Yang Fana Adalah Waktu
Sapardi Djoko Damono (1978)
Yang fana adalah waktu. Kita abadi:
memungut detik demi detik,
merangkainya seperti bunga
sampai pada suatu hari
kita lupa untuk apa.
“Tapi, yang fana adalah waktu, bukan?” tanyamu.
Kita abadi. — Sapardi Djoko Damono
Puisi ini tidak panjang, tapi diam-diam berbicara sangat dalam. Tentang manusia yang sibuk menata hidup, mengumpulkan hari, dan menjejalkan makna ke dalam waktu yang terus berjalan. Sampai akhirnya lupa: untuk apa semua itu dilakukan.
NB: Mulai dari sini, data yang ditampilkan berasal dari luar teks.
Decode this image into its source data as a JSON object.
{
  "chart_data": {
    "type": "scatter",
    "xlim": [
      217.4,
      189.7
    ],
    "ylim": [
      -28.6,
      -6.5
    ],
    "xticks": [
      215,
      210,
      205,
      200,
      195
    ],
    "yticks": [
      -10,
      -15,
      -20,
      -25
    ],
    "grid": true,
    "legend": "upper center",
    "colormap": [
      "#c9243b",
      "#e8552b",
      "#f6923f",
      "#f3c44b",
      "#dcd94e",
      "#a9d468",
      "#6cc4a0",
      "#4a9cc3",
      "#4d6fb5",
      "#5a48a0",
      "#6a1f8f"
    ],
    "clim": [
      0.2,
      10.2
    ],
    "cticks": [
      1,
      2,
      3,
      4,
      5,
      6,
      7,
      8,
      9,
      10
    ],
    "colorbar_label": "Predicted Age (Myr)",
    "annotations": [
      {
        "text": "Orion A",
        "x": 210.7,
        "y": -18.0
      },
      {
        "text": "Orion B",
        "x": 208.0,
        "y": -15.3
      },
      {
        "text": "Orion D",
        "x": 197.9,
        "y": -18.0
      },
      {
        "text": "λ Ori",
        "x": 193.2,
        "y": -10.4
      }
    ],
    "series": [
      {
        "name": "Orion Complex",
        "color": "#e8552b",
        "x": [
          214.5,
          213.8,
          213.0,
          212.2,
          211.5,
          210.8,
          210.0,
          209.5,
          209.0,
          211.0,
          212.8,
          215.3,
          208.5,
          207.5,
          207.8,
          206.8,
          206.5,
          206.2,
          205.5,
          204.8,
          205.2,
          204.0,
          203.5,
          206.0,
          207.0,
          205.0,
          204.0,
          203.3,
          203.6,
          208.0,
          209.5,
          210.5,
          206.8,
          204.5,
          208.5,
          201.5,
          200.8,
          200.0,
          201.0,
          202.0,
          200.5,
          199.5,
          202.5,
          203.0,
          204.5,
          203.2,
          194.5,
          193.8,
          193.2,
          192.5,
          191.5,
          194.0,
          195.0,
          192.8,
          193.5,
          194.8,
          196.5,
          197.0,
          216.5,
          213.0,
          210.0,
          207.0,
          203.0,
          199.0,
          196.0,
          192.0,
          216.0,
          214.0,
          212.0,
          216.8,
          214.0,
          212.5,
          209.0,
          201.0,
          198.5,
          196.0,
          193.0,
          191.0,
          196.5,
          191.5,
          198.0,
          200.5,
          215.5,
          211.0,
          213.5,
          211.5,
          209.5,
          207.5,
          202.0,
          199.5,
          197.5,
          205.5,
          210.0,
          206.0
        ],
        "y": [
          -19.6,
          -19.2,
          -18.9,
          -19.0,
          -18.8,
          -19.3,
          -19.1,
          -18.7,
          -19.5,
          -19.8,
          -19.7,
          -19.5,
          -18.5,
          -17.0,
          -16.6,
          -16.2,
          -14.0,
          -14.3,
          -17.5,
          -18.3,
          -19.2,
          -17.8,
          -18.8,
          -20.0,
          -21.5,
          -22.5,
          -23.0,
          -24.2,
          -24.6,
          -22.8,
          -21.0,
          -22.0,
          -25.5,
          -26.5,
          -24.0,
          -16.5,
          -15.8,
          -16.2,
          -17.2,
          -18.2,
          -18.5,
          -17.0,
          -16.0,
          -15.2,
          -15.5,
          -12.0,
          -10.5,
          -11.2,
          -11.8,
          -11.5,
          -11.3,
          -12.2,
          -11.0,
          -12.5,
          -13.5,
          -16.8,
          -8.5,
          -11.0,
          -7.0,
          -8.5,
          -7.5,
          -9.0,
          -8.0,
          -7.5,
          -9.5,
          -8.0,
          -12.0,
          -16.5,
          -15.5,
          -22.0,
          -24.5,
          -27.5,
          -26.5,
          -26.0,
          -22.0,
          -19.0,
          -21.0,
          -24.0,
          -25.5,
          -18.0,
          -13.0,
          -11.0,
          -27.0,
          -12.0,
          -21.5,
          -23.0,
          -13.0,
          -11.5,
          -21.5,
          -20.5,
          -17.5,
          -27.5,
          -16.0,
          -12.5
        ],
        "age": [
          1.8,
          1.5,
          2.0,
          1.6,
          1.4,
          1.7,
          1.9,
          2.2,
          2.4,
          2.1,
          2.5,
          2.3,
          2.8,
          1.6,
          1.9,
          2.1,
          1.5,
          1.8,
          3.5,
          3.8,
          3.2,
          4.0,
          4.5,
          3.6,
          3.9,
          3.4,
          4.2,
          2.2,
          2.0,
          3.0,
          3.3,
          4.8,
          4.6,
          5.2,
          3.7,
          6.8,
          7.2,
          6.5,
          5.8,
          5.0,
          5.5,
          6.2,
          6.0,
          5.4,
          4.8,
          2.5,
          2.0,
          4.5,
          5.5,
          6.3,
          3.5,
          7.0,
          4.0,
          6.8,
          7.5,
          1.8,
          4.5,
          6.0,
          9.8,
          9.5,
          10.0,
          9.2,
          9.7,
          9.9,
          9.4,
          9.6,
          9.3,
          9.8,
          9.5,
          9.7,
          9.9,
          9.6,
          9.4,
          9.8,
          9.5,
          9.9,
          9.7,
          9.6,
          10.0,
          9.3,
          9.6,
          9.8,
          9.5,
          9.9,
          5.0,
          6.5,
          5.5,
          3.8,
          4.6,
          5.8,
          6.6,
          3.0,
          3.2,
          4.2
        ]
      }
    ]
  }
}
Sapardi menulis seolah sedang berbicara pada seseorang — mungkin pada kita, mungkin pada dirinya sendiri. Ia mengingatkan, bahwa yang berlalu hanyalah waktu, bukan makna. Yang pergi hanyalah detik, bukan rasa yang hidup di dalamnya.
Kita sering berpikir waktu mencuri segalanya. Padahal tidak. Ia hanya memindahkan sesuatu dari nyata ke kenangan, dari bentuk ke makna, dari tubuh ke ingatan. Dan di situlah letak keabadian itu: bukan di lama hidupnya, tapi di jejak yang ditinggalkannya.
Kita abadi bukan karena tak mati, tetapi karena pernah berarti bagi seseorang, bagi dunia kecil yang pernah kita sentuh.
Karena waktu memang fana, tapi cinta, kenangan, dan makna selalu punya cara untuk bertahan.